Container from scratch: Using chroot to isolate the filesystem
In the previous article in this series I demonstrated how we could use kernel control groups to manage the resources available to groups of containers. That's fine, so far as it goes, but it doesn't create a container, just a managed group of processes. For these processes to amount to a container, they need to be self-contained -- they need to see their own processes, their own filesystem mounts, and their own network identity. Most significantly, they need to have a private filesystem, completely distinct from the host's filesystem. The container needs to amount to a sandbox, such that one container cannot influence the host, or any other container.
Overview
The canonical way to provide a private filesystem is
to use the chroot
utility. This utility existed long
before the advent of contemporary container technology, and continues
to be useful.
chroot
runs a process with its root filesystem at some
user-defined location in the parent process's filesystem.
The chrooted child process can only see the part of
the parent's filesystem below this point, which becomes the child
process's '/'
directory. We can think of the parent process -- the one that
runs chroot
-- as the 'host', and the child process --
the one that runs inside the private root -- as the 'container'
process. There are ways to make the host filesystem accessible
to the container process, but the default is that the container
cannot see above its private root.
The general invocation of chroot
looks like this:
# chroot {directory} {executable}
A particular problem with chroot
is that it requires
elevated privileges -- a regular user won't be able to run it.

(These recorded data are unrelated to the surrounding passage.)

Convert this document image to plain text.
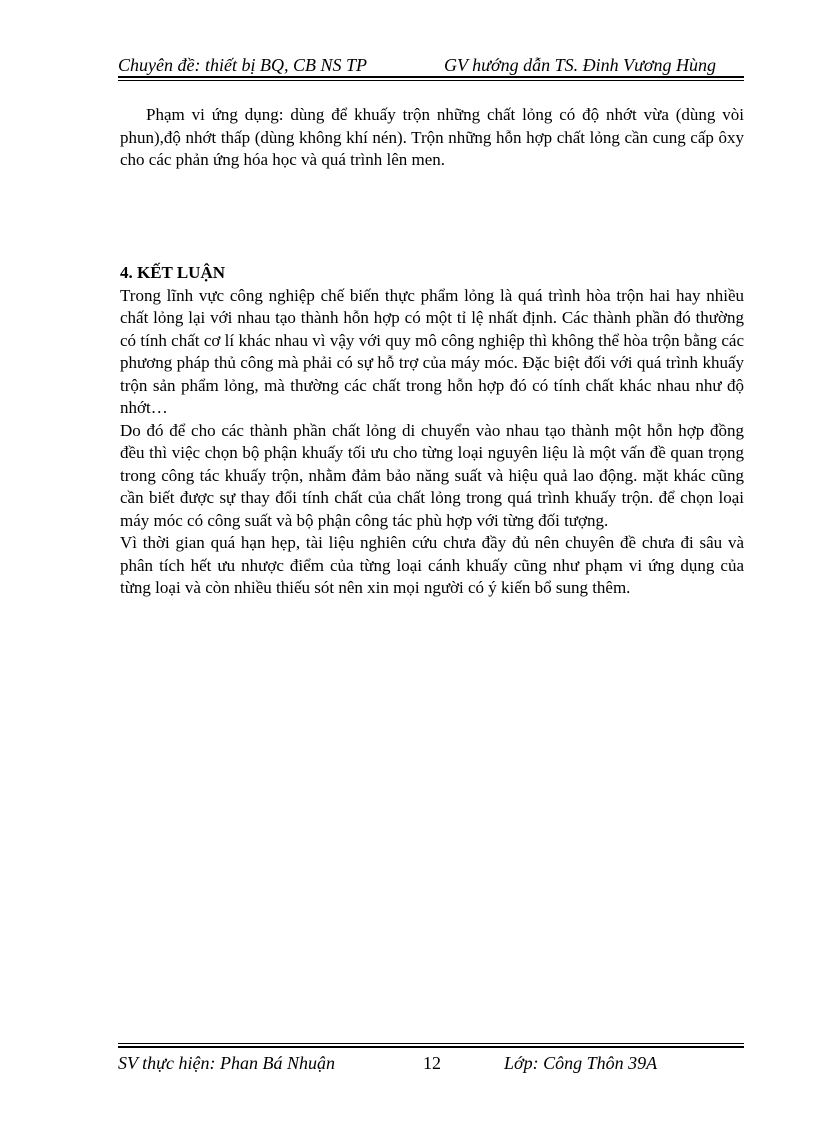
Chuyên đề: thiết bị BQ, CB NS TP	GV hướng dẫn TS. Đinh Vương Hùng

Phạm vi ứng dụng: dùng để khuấy trộn những chất lỏng có độ nhớt vừa (dùng vòi phun),độ nhớt thấp (dùng không khí nén). Trộn những hỗn hợp chất lỏng cần cung cấp ôxy cho các phản ứng hóa học và quá trình lên men.

4. KẾT LUẬN

Trong lĩnh vực công nghiệp chế biến thực phẩm lỏng là quá trình hòa trộn hai hay nhiều chất lỏng lại với nhau tạo thành hỗn hợp có một tỉ lệ nhất định. Các thành phần đó thường có tính chất cơ lí khác nhau vì vậy với quy mô công nghiệp thì không thể hòa trộn bằng các phương pháp thủ công mà phải có sự hỗ trợ của máy móc. Đặc biệt đối với quá trình khuấy trộn sản phẩm lỏng, mà thường các chất trong hỗn hợp đó có tính chất khác nhau như độ nhớt…

Do đó để cho các thành phần chất lỏng di chuyển vào nhau tạo thành một hỗn hợp đồng đều thì việc chọn bộ phận khuấy tối ưu cho từng loại nguyên liệu là một vấn đề quan trọng trong công tác khuấy trộn, nhằm đảm bảo năng suất và hiệu quả lao động. mặt khác cũng cần biết được sự thay đổi tính chất của chất lỏng trong quá trình khuấy trộn. để chọn loại máy móc có công suất và bộ phận công tác phù hợp với từng đối tượng.

Vì thời gian quá hạn hẹp, tài liệu nghiên cứu chưa đầy đủ nên chuyên đề chưa đi sâu và phân tích hết ưu nhược điểm của từng loại cánh khuấy cũng như phạm vi ứng dụng của từng loại và còn nhiều thiếu sót nên xin mọi người có ý kiến bổ sung thêm.

SV thực hiện: Phan Bá Nhuận	12	Lớp: Công Thôn 39A
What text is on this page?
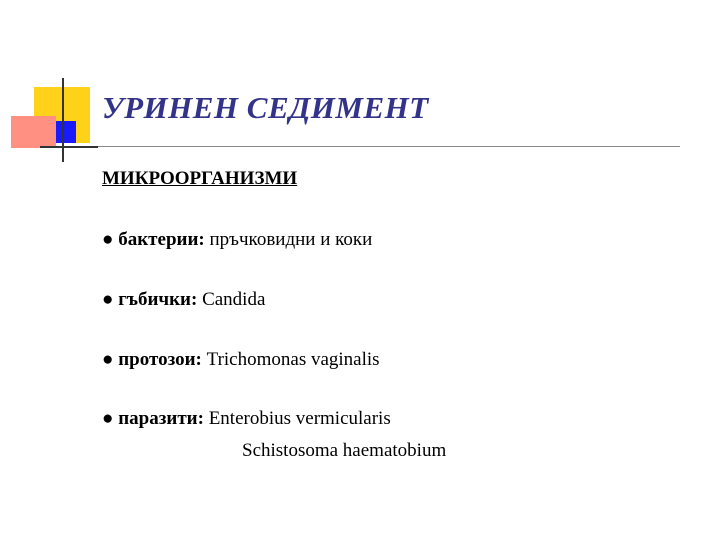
УРИНЕН СЕДИМЕНТ
МИКРООРГАНИЗМИ
● бактерии: пръчковидни и коки
● гъбички: Candida
● протозои: Trichomonas vaginalis
● паразити: Enterobius vermicularis
Schistosoma haematobium
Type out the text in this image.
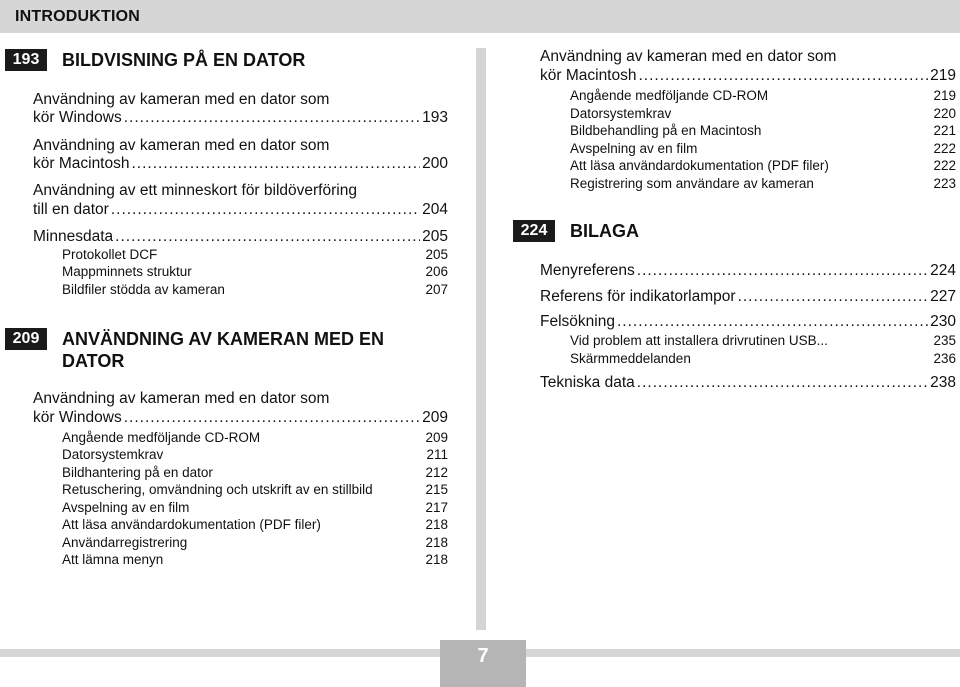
INTRODUKTION
193	BILDVISNING PÅ EN DATOR
Användning av kameran med en dator som
kör Windows .....	193
Användning av kameran med en dator som
kör Macintosh .....	200
Användning av ett minneskort för bildöverföring
till en dator .....	204
Minnesdata .....	205
Protokollet DCF	205
Mappminnets struktur	206
Bildfiler stödda av kameran	207
209	ANVÄNDNING AV KAMERAN MED EN
DATOR
Användning av kameran med en dator som
kör Windows .....	209
Angående medföljande CD-ROM	209
Datorsystemkrav	211
Bildhantering på en dator	212
Retuschering, omvändning och utskrift av en stillbild	215
Avspelning av en film	217
Att läsa användardokumentation (PDF filer)	218
Användarregistrering	218
Att lämna menyn	218
Användning av kameran med en dator som
kör Macintosh .....	219
Angående medföljande CD-ROM	219
Datorsystemkrav	220
Bildbehandling på en Macintosh	221
Avspelning av en film	222
Att läsa användardokumentation (PDF filer)	222
Registrering som användare av kameran	223
224	BILAGA
Menyreferens .....	224
Referens för indikatorlampor .....	227
Felsökning .....	230
Vid problem att installera drivrutinen USB...	235
Skärmmeddelanden	236
Tekniska data .....	238
7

That remains the case even if the process to be executed will run
perfectly happily as an unprivileged user (but
see a later article in this series, where I describe the use of
the unshare()
system call to provide "rootless containers").
A way to simulate the
behaviour of chroot
as a regular user is to use
fakechroot.
This is a library that gets pre-loaded into a program to be
executed, and which intercepts all kernel system calls that take
filenames as arguments. The library rewrites the filename so that
it is relative to the private root directory, and then forwards the
call to the kernel.
fakechroot is invaluable when you need to provide container-like services without root access, and I've used it that way myself frequently. However, there are complications, particularly surrounding file ownership and permissions. In particular, while you can fake the location of a file or directory, you can't fake its ownership the same way. This problem can also be overcome by similar pre-load trickery, but it's fiddly.
As a result, just for simplicity, I assume in this article and the
following ones that you can run chroot
, as root
.
There are two difficulties administrators (and container builders)
typically face when using chroot
(or fakechroot).
It isn't immediately obvious that
executable
is a path inside the private filesystem.It's often not obvious how extensive the dependencies are, of the program we want to run in the chroot.
Consider this invocation:
# chroot /home/kevin/container /bin/sh
The process /bin/sh
refers to a path inside the "container".
The path in the container's private filesystem actually corresponds
to a host path /home/kevin/container/bin/sh
. This file,
of course, needs to exist -- and all its dependencies need to exist, too.
In a regular flavour of Linux, these dependencies will almost
certainly include a bunch of shared objects (.so files) -- the
standard C library, the dynamic linker, etc. It's often fiddly to find
out what the dependencies are, except by a mixture of inspection of
the binaries, and trial-and-error. If you install a package manager in
the container (that is, in the private filesystem) you can let
the package manager take care of dependency management -- but this often
results in bloated containers. Still, storage is cheap, and administrator
time often isn't, so there's a trade-off to be made.
Being able to run /bin/sh
-- a shell, presumably -- isn't
particularly interesting on its own. What we really want to run is
a containerized service. That may require a whole bunch of libraries,
supporting executables (a Java virtual machine, for example), configuration
files, and data. All these files must be placed into the private
filesystem, and in the correct places. "Correct" in this case
means "correct as seen from within the private filesystem".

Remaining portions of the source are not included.